Case Study 9.1: Language score vs teaching method and student IQ
In s20x: Functions for University of Auckland Course STATS 201/208 Data Analysis

## Do not delete this!
## It loads the s20x library for you. If you delete it 
## your document may not compile it.
require(s20x)

knitr::opts_chunk$set(
  dev = "png",
  fig.ext = "png",
  dpi = 96
)

Problem

Educational experts were interested in which of three different teaching methods was most effective in increasing a student-tested language score for children of a range of abilities---as measured by IQ. Moreover, they wanted to know if the relative effectiveness of the methods differed according to IQ.

An experiment was conducted whereby 30 students were randomly allocated into three groups and each group was taught using a different teaching method. This randomisation was done to ensure that a range of student abilities was represented in each group. As students were in a test environment we can assume that their test scores are independent of each other.
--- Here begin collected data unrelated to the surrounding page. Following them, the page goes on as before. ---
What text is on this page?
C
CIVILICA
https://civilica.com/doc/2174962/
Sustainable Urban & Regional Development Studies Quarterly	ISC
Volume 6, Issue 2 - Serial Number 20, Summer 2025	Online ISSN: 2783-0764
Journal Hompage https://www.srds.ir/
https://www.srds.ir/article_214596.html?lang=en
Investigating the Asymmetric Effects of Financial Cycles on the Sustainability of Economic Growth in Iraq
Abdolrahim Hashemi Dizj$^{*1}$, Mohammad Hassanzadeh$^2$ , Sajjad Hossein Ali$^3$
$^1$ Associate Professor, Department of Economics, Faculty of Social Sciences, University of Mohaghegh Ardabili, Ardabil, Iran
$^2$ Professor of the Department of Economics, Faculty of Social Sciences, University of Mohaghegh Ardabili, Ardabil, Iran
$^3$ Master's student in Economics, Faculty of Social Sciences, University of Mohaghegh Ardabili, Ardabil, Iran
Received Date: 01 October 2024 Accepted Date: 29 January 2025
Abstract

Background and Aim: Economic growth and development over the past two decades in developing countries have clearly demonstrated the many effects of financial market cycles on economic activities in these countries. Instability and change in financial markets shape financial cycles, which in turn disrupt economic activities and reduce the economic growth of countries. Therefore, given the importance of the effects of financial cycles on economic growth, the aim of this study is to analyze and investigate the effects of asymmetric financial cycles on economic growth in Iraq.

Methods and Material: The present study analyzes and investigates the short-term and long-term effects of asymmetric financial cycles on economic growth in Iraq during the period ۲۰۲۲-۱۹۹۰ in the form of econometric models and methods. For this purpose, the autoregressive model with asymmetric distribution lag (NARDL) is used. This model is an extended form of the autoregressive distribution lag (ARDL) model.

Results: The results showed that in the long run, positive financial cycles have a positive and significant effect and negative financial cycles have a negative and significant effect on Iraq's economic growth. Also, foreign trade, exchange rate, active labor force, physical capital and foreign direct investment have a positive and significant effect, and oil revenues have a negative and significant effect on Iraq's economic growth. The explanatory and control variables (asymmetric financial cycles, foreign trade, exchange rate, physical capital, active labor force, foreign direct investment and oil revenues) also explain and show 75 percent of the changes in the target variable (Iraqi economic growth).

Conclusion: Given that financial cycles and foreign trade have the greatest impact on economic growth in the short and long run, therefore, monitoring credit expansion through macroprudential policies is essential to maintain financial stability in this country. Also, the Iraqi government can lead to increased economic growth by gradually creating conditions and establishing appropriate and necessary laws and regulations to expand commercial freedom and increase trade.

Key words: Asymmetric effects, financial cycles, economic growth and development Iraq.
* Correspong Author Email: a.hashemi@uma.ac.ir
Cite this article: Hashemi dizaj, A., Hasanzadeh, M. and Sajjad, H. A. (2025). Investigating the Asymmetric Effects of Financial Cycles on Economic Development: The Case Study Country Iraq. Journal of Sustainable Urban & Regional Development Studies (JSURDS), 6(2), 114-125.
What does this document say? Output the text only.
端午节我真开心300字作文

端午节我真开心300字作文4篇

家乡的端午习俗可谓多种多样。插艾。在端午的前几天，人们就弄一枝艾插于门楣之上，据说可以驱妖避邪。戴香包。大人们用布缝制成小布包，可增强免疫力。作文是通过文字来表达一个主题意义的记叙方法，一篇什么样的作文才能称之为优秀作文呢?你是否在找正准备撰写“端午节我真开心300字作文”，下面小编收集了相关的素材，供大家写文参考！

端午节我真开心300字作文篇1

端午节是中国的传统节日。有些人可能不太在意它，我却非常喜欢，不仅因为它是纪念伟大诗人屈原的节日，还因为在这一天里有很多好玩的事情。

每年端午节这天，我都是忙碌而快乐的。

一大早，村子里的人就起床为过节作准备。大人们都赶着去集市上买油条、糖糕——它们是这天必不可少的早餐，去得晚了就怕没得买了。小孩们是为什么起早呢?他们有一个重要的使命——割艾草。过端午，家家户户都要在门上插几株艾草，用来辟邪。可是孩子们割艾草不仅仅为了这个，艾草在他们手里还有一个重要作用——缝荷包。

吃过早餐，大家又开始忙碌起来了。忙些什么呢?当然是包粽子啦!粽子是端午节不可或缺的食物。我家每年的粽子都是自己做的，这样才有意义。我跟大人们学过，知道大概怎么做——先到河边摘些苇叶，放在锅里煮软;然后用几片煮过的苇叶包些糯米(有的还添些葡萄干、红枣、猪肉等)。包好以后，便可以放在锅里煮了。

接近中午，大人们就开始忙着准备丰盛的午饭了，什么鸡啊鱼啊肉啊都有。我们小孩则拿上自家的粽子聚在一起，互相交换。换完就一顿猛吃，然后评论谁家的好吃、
The variables of interest were:

lang: The student's language score.
IQ: The student's IQ before the teaching programme began.
method: The type of teaching method used on the student.

Question of Interest

We wish to see if the language score achieved depended on the teaching method. We want to check for any confounding effect of IQ.

Read in and Inspect the Data

data(teach.df)
head(teach.df)
str(teach.df)
# We need to convert method into a factor variable
teach.df$method = factor(teach.df$method)
plot(lang ~ IQ, main = "Language Score versus IQ (by method)",
    pch = as.character(teach.df$method), data = teach.df)

Looking at the coded scatter plot, we can see three parallel lines. It appears that the score is increasing with IQ and that method 2 is scoring highest and method 3 is scoring lowest. The variability around these individual lines is much lower than the variability seen in the separate plots.

Model Building and Check Assumptions

teach.fit = lm(lang ~ IQ * method, data = teach.df)
plot(teach.fit, which = 1)
normcheck(teach.fit)
cooks20x(teach.fit)
anova(teach.fit)
teach.fit2 = lm(lang ~ IQ + method, data = teach.df)
plot(teach.fit2, which = 1)
normcheck(teach.fit2)
cooks20x(teach.fit2)
anova(teach.fit2)
summary(teach.fit2)
confint(teach.fit2)

Visualise the Final Model

plot(lang ~ IQ, main = "Language Score versus IQ (by method)",
    pch = as.character(teach.df$method), data = teach.df)
abline(teach.fit2$coef[1], teach.fit2$coef[2], lty = 1)
abline(teach.fit2$coef[1] + teach.fit2$coef[3], teach.fit2$coef[2], lty = 2)
abline(teach.fit2$coef[1] + teach.fit2$coef[4], teach.fit2$coef[2], lty = 4)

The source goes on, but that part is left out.